Adriana Colacicco e Gerardo Gatti criticano la decisione dell’UCIS (Ufficio Centrale Interforze)

Adriana Colacicco e Gerardo Gatti, ideatori del Progetto di Vita, hanno le idee chiare sull’avvio del procedimento di revoca della scorta al Colonnello dell’Arma dei Carabinieri dott. Sergio De Caprio, conosciuto come Capitano Ultimo.

Simbolo della lotta alla mafia, Capitano Ultimo è il fondatore del CRIMOR (Unità Militare Combattente) e con i suoi uomini, è l’autore dell’arresto di Totò Riina nel 1993.

Infamante è l’accusa che lo colpì insieme al Generale Mario Mori, uno dei fondatori del ROS, per favoreggiamento a Cosa Nostra e dalla quale vengono prosciolti nel 2006 “perché il fatto non sussiste”. Contestualmente il CRIMOR viene esentato dai suoi obblighi, cessa di esistere nel 1997 e i suoi componenti vengono trasferiti.

Capitano Ultimo viene trasferito al NOE (Nucleo Operativo Ecologico) di cui rimane comunque vice comandante, ma esonerato da incarichi operativi.

Adriana e Gerardo, da sempre attivi nella lotta alle mafie, sono disgustati dall’avvio del procedimento nei confronti di un onorato Servitore dello Stato.

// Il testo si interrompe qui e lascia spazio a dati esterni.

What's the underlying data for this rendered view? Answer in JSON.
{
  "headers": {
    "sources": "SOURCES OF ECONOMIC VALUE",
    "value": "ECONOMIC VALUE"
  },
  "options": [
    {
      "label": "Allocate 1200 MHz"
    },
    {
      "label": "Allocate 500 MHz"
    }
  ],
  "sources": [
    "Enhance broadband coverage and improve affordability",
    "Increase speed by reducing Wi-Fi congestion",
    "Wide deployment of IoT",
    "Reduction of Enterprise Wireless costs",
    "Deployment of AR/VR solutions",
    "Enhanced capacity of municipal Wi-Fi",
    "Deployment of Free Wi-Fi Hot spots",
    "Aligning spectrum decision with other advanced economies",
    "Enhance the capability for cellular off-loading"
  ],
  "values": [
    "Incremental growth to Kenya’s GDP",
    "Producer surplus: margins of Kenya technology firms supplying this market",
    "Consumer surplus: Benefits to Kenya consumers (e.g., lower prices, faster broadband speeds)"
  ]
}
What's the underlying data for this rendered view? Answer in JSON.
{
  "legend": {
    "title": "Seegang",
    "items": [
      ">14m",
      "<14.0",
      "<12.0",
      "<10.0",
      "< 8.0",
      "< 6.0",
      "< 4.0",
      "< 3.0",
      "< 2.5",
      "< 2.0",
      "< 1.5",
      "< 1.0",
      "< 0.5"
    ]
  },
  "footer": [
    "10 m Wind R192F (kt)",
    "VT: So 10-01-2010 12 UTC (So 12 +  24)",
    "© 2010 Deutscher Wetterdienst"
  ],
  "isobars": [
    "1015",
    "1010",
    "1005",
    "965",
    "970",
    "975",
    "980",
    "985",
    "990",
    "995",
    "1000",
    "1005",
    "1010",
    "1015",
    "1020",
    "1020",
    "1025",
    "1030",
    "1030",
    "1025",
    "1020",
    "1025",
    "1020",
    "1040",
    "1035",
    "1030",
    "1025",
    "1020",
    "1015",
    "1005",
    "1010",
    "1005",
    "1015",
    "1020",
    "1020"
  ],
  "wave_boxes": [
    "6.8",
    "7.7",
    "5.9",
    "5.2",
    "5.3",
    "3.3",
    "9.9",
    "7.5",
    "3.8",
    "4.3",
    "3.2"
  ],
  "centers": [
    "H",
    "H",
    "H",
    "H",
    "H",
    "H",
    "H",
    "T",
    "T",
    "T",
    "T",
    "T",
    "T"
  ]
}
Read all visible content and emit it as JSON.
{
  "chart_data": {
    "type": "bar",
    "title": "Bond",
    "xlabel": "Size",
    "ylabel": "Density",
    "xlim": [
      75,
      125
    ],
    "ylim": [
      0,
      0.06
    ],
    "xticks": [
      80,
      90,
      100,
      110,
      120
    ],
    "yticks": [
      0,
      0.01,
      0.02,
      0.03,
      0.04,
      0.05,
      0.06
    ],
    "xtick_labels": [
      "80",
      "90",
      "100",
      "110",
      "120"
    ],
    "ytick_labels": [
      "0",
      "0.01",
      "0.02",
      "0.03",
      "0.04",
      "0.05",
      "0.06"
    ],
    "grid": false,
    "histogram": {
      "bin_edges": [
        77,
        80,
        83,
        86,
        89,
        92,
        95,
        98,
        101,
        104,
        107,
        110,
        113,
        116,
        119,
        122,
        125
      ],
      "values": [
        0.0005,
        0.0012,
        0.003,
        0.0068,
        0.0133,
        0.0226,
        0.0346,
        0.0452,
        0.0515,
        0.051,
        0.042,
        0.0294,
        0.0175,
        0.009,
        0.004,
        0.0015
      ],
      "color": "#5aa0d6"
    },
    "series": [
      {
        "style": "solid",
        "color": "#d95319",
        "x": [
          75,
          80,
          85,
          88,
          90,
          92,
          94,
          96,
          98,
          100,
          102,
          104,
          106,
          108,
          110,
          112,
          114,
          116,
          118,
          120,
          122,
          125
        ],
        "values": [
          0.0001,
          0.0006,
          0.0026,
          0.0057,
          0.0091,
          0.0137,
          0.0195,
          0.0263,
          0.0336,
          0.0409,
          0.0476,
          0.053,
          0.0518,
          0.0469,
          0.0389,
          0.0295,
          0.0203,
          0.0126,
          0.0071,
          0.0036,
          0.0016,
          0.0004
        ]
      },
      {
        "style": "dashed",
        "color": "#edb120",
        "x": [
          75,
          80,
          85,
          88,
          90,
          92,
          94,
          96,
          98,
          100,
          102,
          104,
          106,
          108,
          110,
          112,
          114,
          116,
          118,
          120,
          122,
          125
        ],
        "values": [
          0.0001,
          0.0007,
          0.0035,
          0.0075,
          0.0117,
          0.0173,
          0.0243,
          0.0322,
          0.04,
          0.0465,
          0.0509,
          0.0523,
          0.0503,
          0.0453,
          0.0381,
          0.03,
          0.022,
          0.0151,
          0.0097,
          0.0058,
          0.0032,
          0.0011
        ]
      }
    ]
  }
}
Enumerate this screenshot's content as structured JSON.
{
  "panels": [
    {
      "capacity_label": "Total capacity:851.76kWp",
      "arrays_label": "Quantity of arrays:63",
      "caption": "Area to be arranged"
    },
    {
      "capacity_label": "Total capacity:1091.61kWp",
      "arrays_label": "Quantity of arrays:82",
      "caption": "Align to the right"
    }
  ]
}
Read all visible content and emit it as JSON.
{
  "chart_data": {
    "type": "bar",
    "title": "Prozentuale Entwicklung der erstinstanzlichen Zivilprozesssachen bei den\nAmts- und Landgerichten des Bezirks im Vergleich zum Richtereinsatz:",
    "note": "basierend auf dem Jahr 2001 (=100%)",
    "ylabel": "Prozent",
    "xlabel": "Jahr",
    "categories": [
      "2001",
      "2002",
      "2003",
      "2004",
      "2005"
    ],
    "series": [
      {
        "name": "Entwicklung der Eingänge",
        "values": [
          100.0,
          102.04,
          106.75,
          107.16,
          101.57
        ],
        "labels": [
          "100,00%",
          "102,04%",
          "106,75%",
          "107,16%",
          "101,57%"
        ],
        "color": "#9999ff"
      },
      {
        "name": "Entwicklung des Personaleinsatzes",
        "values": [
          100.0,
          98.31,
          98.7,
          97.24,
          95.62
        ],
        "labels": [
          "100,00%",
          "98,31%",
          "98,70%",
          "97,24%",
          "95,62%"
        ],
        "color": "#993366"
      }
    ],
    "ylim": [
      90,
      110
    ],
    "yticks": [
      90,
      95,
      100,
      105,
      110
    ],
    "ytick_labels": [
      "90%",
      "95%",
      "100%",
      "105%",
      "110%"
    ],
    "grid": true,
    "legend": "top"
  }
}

Convinti che le persone oneste debbano lottare le mafie accanto ai carabinieri, ai poliziotti che ogni giorno lavorano e collaborano con i magistrati che fanno un lavoro importante, considerano il Capitano Ultimo un comandante d’esempio per i suoi uomini e per tutti noi, non un personaggio, ma un uomo semplice che per tutelare sé stesso, i suoi uomini e le sue indagini ha da sempre dovuto nascondere il suo volto dietro un passamontagna, mantenendo sempre occhi vigli e attenti.

È un Servitore dello Stato invisibile, ma conosciuto bene da Cosa Nostra che non dimentica le promesse fatte. Ma chi ha dimenticato il valore e l’operato del Colonnello De Caprio è lo Stato che più volte ha gli ha revocato e poi confermato la scorta e ora avvia un nuovo procedimento di revoca. Viviamo in Paese dove sulla lotta alle mafie si costruiscono le carriere politiche, si costruisce business e visibilità mediatica, come ad esempio un politico che viaggia in auto blindate che stridono per impressionare e magari cena in ristoranti con agenti armati in bella vista, questo non è combattere le mafie, la lotta alle mafie è ben altro.

I fondatori del Progetto di Vita ribadiscono che la lotta alle mafie è legalità e ricerca della verità, con semplicità e normalità, ma sempre in prima linea. Le donne e gli uomini delle scorte sono seri professionisti, vigili e discreti che conoscono il pericolo e la paura che non si ferma mai, quella stessa che gli permette di ragionare ed essere attenti. Vivere nella normalità significa lottare le mafie, nel quotidiano con un lavoro serio.

Adriana e Gerardo, vivono costantemente il pericolo della lotta alle mafie e considerano pericolose quelle persone che, con la visibilità anche televisiva e giornalistica, alimentano dubbi che si trasformano in false verità manipolando l’informazione pubblica.

Ritengono inammissibile che un politico o un “personaggio” che ha costruito la sua carriera sulla lotta alle mafie debba beneficiare di uomini e donne di scorta e, invece, chi ha servito con onore il Paese lottando in prima linea la mafia, ammanettando il boss Totò Riina e da lui condannato a morte, debba essere lasciato solo.

Condannato a morte, anche, da uno Stato che non ritiene opportuna la tutela di chi combatte le mafie e nello stesso tempo non riconosce la presenza delle mafie nel nostro Paese.

Adriana e Gerardo affermano questo, perché la politica è assente, la lotta alle mafie non è al primo posto nei loro programmi e una riforma della giustizia è ancora lontana perché si pensa a tutto e a niente.